Die drei Frauen, meine Großmutter Julie, meine Mutter und meine Tante Hanni(Johanna) saßen oft beisammen und übten sich im „Tischerlrucken“, einer Art spiritistischen Sitzung, die ich auch einige Male sowohl in Wien als auch in Kritzendorf miterlebt habe.

Man legt die Hände auf einen Tisch (mein Großvater hat dafür einen besonders leichten, hohen, mit Holznägel zusammengehaltenen Tisch gefertigt) und stellt dem Tisch Fragen, die der Tisch mit Klopfzeichen beantworten soll, wie zum Beispiel „einmal klopfen“=ja, „zweimal klopfen“=nein.

Zuerst wurde der Tisch gefragt, ob er „da“ sei und ein Neigen des Tisches war ein klares „ja“.

Es wurden auch „Geheimfragen“ gestellt. Das waren von einer Person gedachte Fragen, auf die der Tisch geantwortet hat.

Der Tisch konnte auf Kommando auch „tanzen“; er drehte sich dann an einem Bein im Kreis und man musste ihm folgen.

Eine kuriose Geschichte wurde immer wieder aus den Kriegstagen erzählt. Eine dieser Fragen von Johanna an diesem Abend war „In wie vielen Jahren kommt Vickerl (Ludwig) nach Hause“. Der Tisch bewegte sich nicht.
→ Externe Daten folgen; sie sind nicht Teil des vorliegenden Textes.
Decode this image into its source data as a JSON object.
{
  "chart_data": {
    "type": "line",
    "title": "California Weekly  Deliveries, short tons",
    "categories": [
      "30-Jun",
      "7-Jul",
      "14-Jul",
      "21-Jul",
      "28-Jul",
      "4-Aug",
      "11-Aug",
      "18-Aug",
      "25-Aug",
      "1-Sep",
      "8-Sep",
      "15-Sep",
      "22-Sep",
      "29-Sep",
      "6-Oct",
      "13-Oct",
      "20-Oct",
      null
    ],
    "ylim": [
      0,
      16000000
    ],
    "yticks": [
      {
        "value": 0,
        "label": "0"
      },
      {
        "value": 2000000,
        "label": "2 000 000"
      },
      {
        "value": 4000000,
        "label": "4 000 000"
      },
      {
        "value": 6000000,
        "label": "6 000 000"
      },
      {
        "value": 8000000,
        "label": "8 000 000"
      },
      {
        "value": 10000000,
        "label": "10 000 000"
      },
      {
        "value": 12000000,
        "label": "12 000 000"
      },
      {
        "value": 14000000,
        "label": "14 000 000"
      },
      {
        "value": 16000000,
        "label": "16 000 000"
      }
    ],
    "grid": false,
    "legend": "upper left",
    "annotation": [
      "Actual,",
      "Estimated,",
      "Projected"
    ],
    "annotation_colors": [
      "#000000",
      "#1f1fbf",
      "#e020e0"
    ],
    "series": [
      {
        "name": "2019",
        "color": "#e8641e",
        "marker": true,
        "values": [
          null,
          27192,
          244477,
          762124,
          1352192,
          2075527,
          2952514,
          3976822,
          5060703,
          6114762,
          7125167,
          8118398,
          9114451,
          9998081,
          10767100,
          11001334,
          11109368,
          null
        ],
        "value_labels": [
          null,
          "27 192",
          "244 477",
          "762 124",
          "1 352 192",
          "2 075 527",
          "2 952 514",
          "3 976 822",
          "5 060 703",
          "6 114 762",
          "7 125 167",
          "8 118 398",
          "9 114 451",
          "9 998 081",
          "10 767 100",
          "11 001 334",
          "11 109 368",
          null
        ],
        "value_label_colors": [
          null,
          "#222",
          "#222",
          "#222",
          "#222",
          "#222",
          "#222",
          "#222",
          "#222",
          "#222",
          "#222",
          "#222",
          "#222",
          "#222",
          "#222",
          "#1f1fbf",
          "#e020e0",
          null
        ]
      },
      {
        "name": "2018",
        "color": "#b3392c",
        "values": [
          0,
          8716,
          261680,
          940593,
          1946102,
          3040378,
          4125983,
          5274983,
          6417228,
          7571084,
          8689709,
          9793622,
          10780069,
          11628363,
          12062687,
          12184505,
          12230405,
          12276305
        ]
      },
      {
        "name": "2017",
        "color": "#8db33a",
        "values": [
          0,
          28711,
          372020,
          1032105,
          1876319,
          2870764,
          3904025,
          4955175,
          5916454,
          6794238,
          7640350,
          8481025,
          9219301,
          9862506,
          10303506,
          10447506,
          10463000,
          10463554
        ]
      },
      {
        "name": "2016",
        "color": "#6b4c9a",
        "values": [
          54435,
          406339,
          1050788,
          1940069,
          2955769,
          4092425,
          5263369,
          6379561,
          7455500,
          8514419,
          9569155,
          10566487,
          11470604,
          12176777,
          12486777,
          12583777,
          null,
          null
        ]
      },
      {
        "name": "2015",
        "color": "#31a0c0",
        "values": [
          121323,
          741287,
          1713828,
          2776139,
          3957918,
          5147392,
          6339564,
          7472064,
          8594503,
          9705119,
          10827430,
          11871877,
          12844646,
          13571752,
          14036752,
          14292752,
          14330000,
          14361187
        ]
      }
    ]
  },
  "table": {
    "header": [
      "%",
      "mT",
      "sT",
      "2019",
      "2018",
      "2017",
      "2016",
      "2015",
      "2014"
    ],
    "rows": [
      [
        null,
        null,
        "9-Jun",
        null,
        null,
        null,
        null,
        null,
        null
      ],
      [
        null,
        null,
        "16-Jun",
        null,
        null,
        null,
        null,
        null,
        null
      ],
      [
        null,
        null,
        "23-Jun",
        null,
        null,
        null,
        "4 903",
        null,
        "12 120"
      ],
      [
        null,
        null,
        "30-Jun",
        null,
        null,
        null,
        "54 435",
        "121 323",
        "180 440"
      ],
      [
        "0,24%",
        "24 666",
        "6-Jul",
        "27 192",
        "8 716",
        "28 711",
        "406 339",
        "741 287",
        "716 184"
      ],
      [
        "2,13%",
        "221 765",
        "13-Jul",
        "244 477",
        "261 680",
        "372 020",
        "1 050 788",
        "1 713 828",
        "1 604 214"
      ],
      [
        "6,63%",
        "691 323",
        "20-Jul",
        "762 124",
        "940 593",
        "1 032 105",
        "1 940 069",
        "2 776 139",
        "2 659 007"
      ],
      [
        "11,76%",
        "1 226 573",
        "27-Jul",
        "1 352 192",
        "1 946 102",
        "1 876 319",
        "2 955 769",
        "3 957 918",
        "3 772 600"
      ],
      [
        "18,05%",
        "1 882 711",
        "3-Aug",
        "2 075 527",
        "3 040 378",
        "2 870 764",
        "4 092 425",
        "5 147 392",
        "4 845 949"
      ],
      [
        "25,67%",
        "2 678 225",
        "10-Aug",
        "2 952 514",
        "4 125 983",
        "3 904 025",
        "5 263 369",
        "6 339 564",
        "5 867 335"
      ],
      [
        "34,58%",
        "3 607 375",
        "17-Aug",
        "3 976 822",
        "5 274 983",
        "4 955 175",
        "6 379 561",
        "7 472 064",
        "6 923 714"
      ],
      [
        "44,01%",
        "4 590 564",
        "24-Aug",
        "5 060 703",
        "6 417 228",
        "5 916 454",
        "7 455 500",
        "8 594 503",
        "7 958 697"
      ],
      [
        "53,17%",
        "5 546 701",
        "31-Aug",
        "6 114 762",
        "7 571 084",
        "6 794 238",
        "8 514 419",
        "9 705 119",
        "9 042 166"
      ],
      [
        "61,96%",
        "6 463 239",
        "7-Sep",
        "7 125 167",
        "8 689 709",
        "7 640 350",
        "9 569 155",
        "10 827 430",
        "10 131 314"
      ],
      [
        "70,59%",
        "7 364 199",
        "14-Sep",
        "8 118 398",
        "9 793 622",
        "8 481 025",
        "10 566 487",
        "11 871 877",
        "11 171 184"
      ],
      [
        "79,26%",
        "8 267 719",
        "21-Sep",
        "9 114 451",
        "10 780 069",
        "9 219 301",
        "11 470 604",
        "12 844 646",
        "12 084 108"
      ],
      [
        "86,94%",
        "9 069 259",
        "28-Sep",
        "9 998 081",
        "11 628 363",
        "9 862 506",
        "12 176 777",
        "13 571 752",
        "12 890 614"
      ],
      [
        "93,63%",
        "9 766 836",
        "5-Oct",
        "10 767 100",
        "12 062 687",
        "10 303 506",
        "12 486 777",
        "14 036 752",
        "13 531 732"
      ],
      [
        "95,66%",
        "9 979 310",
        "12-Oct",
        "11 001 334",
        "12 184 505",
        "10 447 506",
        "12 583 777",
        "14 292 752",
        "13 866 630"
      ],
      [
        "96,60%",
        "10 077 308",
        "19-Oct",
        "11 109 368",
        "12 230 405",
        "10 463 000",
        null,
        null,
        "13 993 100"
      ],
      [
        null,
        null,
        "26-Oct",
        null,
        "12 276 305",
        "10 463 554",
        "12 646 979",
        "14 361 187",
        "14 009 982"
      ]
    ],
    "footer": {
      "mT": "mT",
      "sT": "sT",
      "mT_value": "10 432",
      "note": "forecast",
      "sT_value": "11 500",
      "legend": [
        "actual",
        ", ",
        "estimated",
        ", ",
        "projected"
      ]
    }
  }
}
Die Frage wurde geändert: „In wie vielen Monaten kommt Vickerl nach Hause“. Der Tisch bewegte sich unmerklich. Als schließlich nach „Tagen“ gefragt wurde, bewegte sich der Tisch deutlich ein Mal. Die Frauen haben das nicht geglaubt, es ist aber eingetreten, Vickerl hat überraschend Heimaturlaub bekommen und kam tatsächlich am nächsten Tag ins Haus.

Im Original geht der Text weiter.